Angesichts dieses Selbstverständnisses hat der Trägerverein Frau und Familie mit Forderungen anscheinend keine Probleme, wie sie im Aufruf zur Kundgebung „Für Vielfalt und sexuelle Selbstbestimmung in Deutschland“ erhoben werden. Beim Eintreten ungewollter Schwangerschaften müßten „Frauen und Paare sich ohne bürokratische Hürden und ohne Bevormundung entscheiden können, ob sie eine Schwangerschaft austragen wollen oder einen Schwangerschaftsabbruch vorziehen.“ Die Verortung des Pargraphen 218 Strafgesetzbuch (StGB) und die seit 1993 bestehende Pflichtberatung vor einem Schwangerschaftsabbruch stelle eine Entmündigung und Diskriminierung von Frauen dar. Offenbar ist dies die Auffassung des diesen Aufruf unterstützenden Familienplanungszentrums Balance und damit auch des Vereins Frau und Familie als Träger der Beratungsstelle und institutioneller Mitträger des Familienplanungszentrums Berlin e. V.
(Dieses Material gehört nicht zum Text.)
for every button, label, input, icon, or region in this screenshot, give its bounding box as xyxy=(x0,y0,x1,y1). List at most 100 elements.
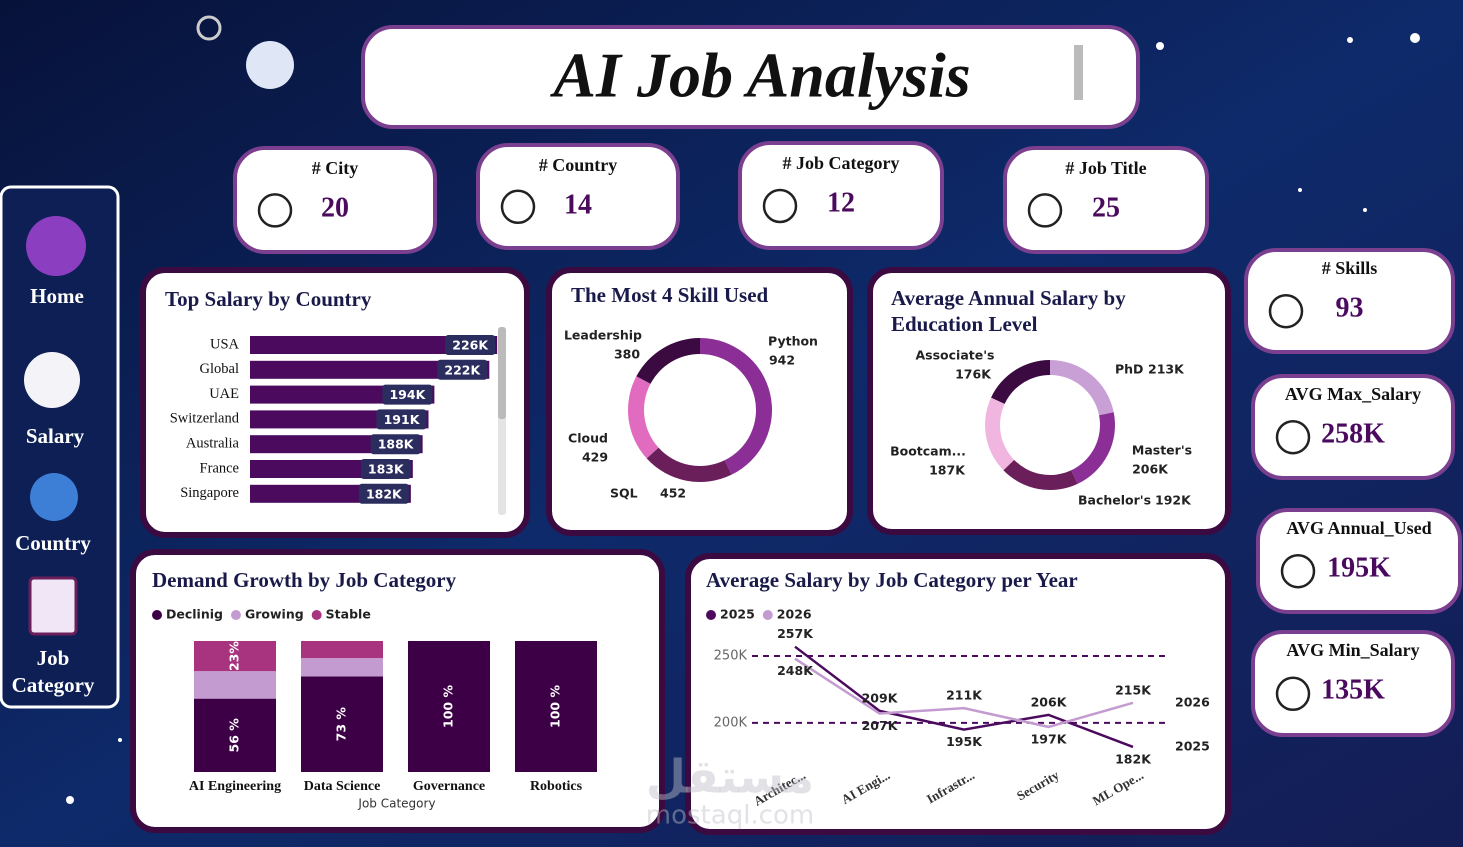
segment-value: 176K xyxy=(955,367,992,382)
donut-segment xyxy=(1003,459,1078,490)
kpi-card xyxy=(1244,248,1455,354)
bar xyxy=(250,336,498,354)
bar-segment xyxy=(194,698,276,772)
bar-segment xyxy=(194,641,276,672)
value-badge xyxy=(445,335,496,355)
donut-segment xyxy=(628,376,659,459)
nav-label[interactable]: Home xyxy=(30,284,84,308)
kpi-card xyxy=(1003,146,1209,254)
segment-value: 187K xyxy=(929,463,966,478)
legend-swatch xyxy=(762,610,773,620)
segment-label: Associate's xyxy=(916,348,995,363)
kpi-icon xyxy=(1027,193,1063,228)
data-label: 197K xyxy=(1031,731,1068,746)
value-label: 182K xyxy=(366,486,403,501)
segment-label: Master's xyxy=(1132,443,1192,458)
robot-icon xyxy=(246,41,294,89)
kpi-value: 93 xyxy=(1336,292,1364,323)
kpi-value: 14 xyxy=(564,189,592,220)
salary-icon[interactable] xyxy=(24,352,80,408)
kpi-label: AVG Annual_Used xyxy=(1286,518,1431,538)
bar-segment xyxy=(301,658,383,677)
kpi-value: 195K xyxy=(1327,552,1391,583)
segment-label: 56 % xyxy=(227,718,242,753)
donut-segment xyxy=(700,338,772,475)
category-label: Singapore xyxy=(180,485,239,501)
legend-label: Growing xyxy=(245,607,304,622)
country-icon[interactable] xyxy=(30,473,78,521)
panel-title: Average Salary by Job Category per Year xyxy=(706,568,1078,592)
data-label: 195K xyxy=(946,734,983,749)
scroll-thumb xyxy=(498,327,506,419)
legend-label: 2025 xyxy=(720,607,755,622)
x-tick-label: Data Science xyxy=(304,779,381,794)
watermark: mostaql.com xyxy=(646,801,814,831)
data-label: 215K xyxy=(1115,682,1152,697)
x-tick-label: Robotics xyxy=(530,779,583,794)
segment-label: 23% xyxy=(227,641,242,671)
watermark: مستقل xyxy=(646,750,814,804)
nav-label[interactable]: Job Category xyxy=(11,646,95,697)
legend-swatch xyxy=(706,610,716,620)
x-tick-label: Governance xyxy=(413,779,485,794)
panel-title: The Most 4 Skill Used xyxy=(571,283,769,307)
bar xyxy=(250,360,490,379)
home-icon[interactable] xyxy=(26,216,86,276)
job-icon[interactable] xyxy=(28,576,78,636)
value-badge xyxy=(437,359,488,380)
kpi-value: 135K xyxy=(1321,674,1385,705)
segment-label: Bootcam... xyxy=(890,444,966,459)
value-badge xyxy=(376,409,427,430)
kpi-value: 12 xyxy=(827,187,855,218)
legend-label: 2026 xyxy=(777,607,812,622)
kpi-label: # Country xyxy=(539,155,618,175)
value-label: 183K xyxy=(368,462,405,477)
donut-segment xyxy=(985,397,1015,471)
kpi-icon xyxy=(1280,553,1316,589)
logo-icon xyxy=(196,15,222,41)
kpi-label: # Skills xyxy=(1322,258,1378,278)
title-box xyxy=(361,25,1140,129)
nav-label[interactable]: Salary xyxy=(25,424,85,448)
legend-swatch xyxy=(230,610,241,620)
kpi-label: # Job Category xyxy=(783,153,900,173)
data-label: 206K xyxy=(1031,694,1068,709)
kpi-value: 25 xyxy=(1092,192,1120,223)
segment-value: 942 xyxy=(769,353,795,368)
y-tick-label: 200K xyxy=(714,715,748,730)
kpi-icon xyxy=(1275,419,1311,455)
kpi-card xyxy=(233,146,437,254)
bar-segment xyxy=(515,641,597,772)
nav-label[interactable]: Country xyxy=(15,531,91,555)
kpi-label: AVG Min_Salary xyxy=(1286,640,1419,660)
segment-label: 100 % xyxy=(548,685,563,728)
kpi-label: # Job Title xyxy=(1065,158,1146,178)
kpi-card xyxy=(476,143,680,250)
panel-title: Demand Growth by Job Category xyxy=(152,568,457,592)
kpi-label: AVG Max_Salary xyxy=(1285,384,1421,404)
segment-value: 206K xyxy=(1132,462,1169,477)
kpi-card xyxy=(1256,508,1462,614)
segment-label: Bachelor's xyxy=(1078,493,1151,508)
segment-value: 429 xyxy=(582,450,608,465)
category-label: Australia xyxy=(186,436,240,452)
data-label: 257K xyxy=(777,626,814,641)
kpi-icon xyxy=(500,189,536,225)
data-label: 248K xyxy=(777,663,814,678)
bar-segment xyxy=(194,671,276,699)
legend-swatch xyxy=(311,610,322,620)
kpi-icon xyxy=(257,193,293,228)
segment-label: SQL xyxy=(610,486,638,501)
y-tick-label: 250K xyxy=(714,649,748,664)
segment-label: Cloud xyxy=(568,431,608,446)
kpi-value: 258K xyxy=(1321,418,1385,449)
segment-value: 380 xyxy=(614,347,640,362)
kpi-icon xyxy=(1268,293,1304,329)
x-tick-label: AI Engineering xyxy=(189,779,281,794)
value-badge xyxy=(370,434,421,455)
category-label: France xyxy=(200,460,239,476)
segment-label: Leadership xyxy=(564,328,642,343)
value-badge xyxy=(358,483,409,504)
data-label: 211K xyxy=(946,688,983,703)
Eine solche Auffassung verträgt sich keineswegs mit den Aufgaben der Schwangerschaftskonfliktberatung nach Paragraph 219 StGB und mit den Voraussetzungen der Anerkennung einer Beratungsstelle hierfür. Wer nämlich die vor einer Abtreibung gesetzlich vorgeschriebene Beratung als bürokratische Hürde, Bevormundung, Entmündigung und Diskriminierung von Frauen versteht, ist zu einer dem Schutz des ungeborenen Lebens dienenden Beratung, die der Frau das Bewußtsein vermitteln soll, „daß das Ungeborene in jedem Stadium der Schwangerschaft auch ihr gegenüber ein eigenes Recht auf Leben hat“, offenbar nicht bereit und bietet nicht die für die Anerkennung einer Beratungsstelle erforderliche Gewähr für eine verfassungs- und gesetzeskonforme Beratung.

Einen Träger mit einem solchen Beratungsverständnis als legitimen Teil eines pluralen Angebots zu verstehen, wäre ein Mißverständnis von Pluralität. Nach dem Schwangerschaftskonfliktgesetz darf eine Beratungsstelle für die Konfliktberatung zudem nur anerkannt werden, wenn sie mit keiner Einrichtung, in der Abtreibungen vorgenommen werden, derart organisatorisch oder durch wirtschaftliche Interessen verbunden ist, daß hiernach ein materielles Interesse der Beratungseinrichtung an Schwangerschaftsabbrüchen auszuschließen ist. Auszuschließen ist dies bei dem Verein, der Träger der Beratungsstelle und zugleich institutioneller Mitträger des Familienplanungszentrums ist, sicher nicht.

Im August konnte Balance auf sein zwanzigjähriges Bestehen zurückblicken. In einem Grußwort sprach der Berliner Senator für Gesundheit und Soziales, Mario Czaja (CDU), dem Zentrum seine herzlichen Glückwünsche aus und dankte den Mitarbeitern für das „große Engagement“. Diesem „Engagement“ dürfte in den vergangenen zwanzig Jahren eine sechsstellige Zahl ungeborener Kinder zum Opfer gefallen sein.

Der Autor ist Vorsitzender der Juristen-Vereinigung Lebensrecht e. V. und Vorsitzender Richter am Verwaltungsgericht a. D.